What started as a hallway conversation between colleagues is now an “engine for the discovery of new therapeutic targets in cells” thanks to Medicine by Design, says Shana Kelley, a University Professor in the Leslie Dan Faculty of Pharmacy at the University of Toronto.
Kelley’s lab was developing a portable, chip-like device that uses tiny magnets to sort large populations of mixed cell types as part of her Medicine by Design team project. She wondered if the device could be coupled with a CRISPR-based gene-editing technology developed by another Medicine by Design team leader, Jason Moffat, a professor in the Donnelly Centre for Cellular and Biomolecular Research.
They reasoned that the two methods together could speed up combing through the human genome for potential drug targets.
“We casually agreed to combine our technologies – and it worked incredibly well,” says Kelley.
“This is the advantage of being part of the dynamic research ecosystem of Toronto and Medicine by Design,” she says. “I would have never known how to position this technology and link it with CRISPR if I did not have all these great people around to talk to.”
The result of their joint effort, also in collaboration with Stephane Angers, a professor at the Leslie Dan Faculty of Pharmacy, and Ted Sargent, University Professor at the department of electrical and computer engineering, is called MICS, for microfluidic cell sorting, described in a study published Monday in the journal Nature Biomedical Engineering.
MICS will enable researchers to scour the human genome faster when searching for genes and their protein products that can be targeted by drugs.
In one hour, MICS can collect precious rare cells, in which CRISPR has revealed promising drug targets, from a large and mixed cell population. The same experiment would take 20 to 30 hours using the gold standard method of fluorescence-based sorting.
Researchers use CRISPR to switch off each of around 20,000 human genes in cells to see how this affects levels of a disease-related protein which, say, helps cancer spread. This can reveal other gene candidates, and the proteins they encode, that work in the same pathway and that could be targeted with drugs to remove the target protein and halt cancer. The caveat is that genetic screens result in mixed cell populations, with a desired effect present in a vanishingly small proportion of cells, which must be scooped out for further study. Most cell-sorting instruments use laser beams to separate fluorescently labelled cells, but this takes time.
MICS works faster thanks to tiny magnets engineered to bind to the target protein, which leaves the cells sprinkled with magnetic particles. About half the size of a credit card, its surface is streaked with strips of magnetic material that ferry the cells from one end of the device to another.
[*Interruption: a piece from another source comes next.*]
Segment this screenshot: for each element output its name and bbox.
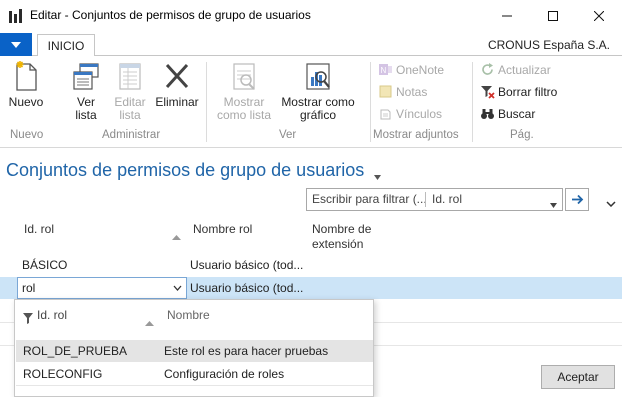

Once at the far end, the cells fall into distinct collection channels based on how many particles they carry, as a proxy for the amount of the target protein.
MICS is about half the size of a credit card, and can sort cells much faster than existing technologies thanks to tiny magnets engineered to bind to the target protein (photo courtesy of Kelley lab)
“As many as one billion cells can travel down this highway of magnetic guides at once and we can process that in one hour,” says Kelley.” It’s a huge game-changer for CRISPR screens.”
To test if MICS can reveal new drug targets, the researchers focused on cancer immunotherapy, in which the immune system is engineered to destroy tumour cells. They looked for a way to reduce the levels of the CD47 protein, which sends a “don’t eat me” signal to the immune system and is often hijacked by cancer cells as a way of escaping immune detection. Others have found that blocking CD47 directly has harmful side effects, prompting the Medicine by Design team to look for the genes that regulate CD47 protein levels.
A genome-wide CRISPR screen revealed a gene called QPCTL, which codes for an enzyme that helps camouflage CD47 from the immune system and could be blocked with an off-the-shelf drug.
“If you can modulate CD47 levels by acting on QPCTL, that could be an interesting way to trick the immune system to clear cancer,” says Moffat.
It’s early days yet, but Kelley and Moffat are hopeful about QPCTL’s therapeutic potential in cancer, perhaps to get macrophages to target tumor cells. They are also launching a multi-lab collaboration PEGASUS project, for Phenotypic Genomic Screening at Scale, which will scale up the technology to interrogate a broad range of therapeutic targets.
On the regenerative medicine front, MICS will help reveal the genes that activate stem cells to turn into specialized cell types, which will make it easier to harvest desired cell types for therapy.
Although Kelley’s team initially developed magnetic cell sorting for isolating tumour cells from the blood, its repurposing for drug target discovery could have a wider impact, with MICS already attracting significant interest from the research community and industry.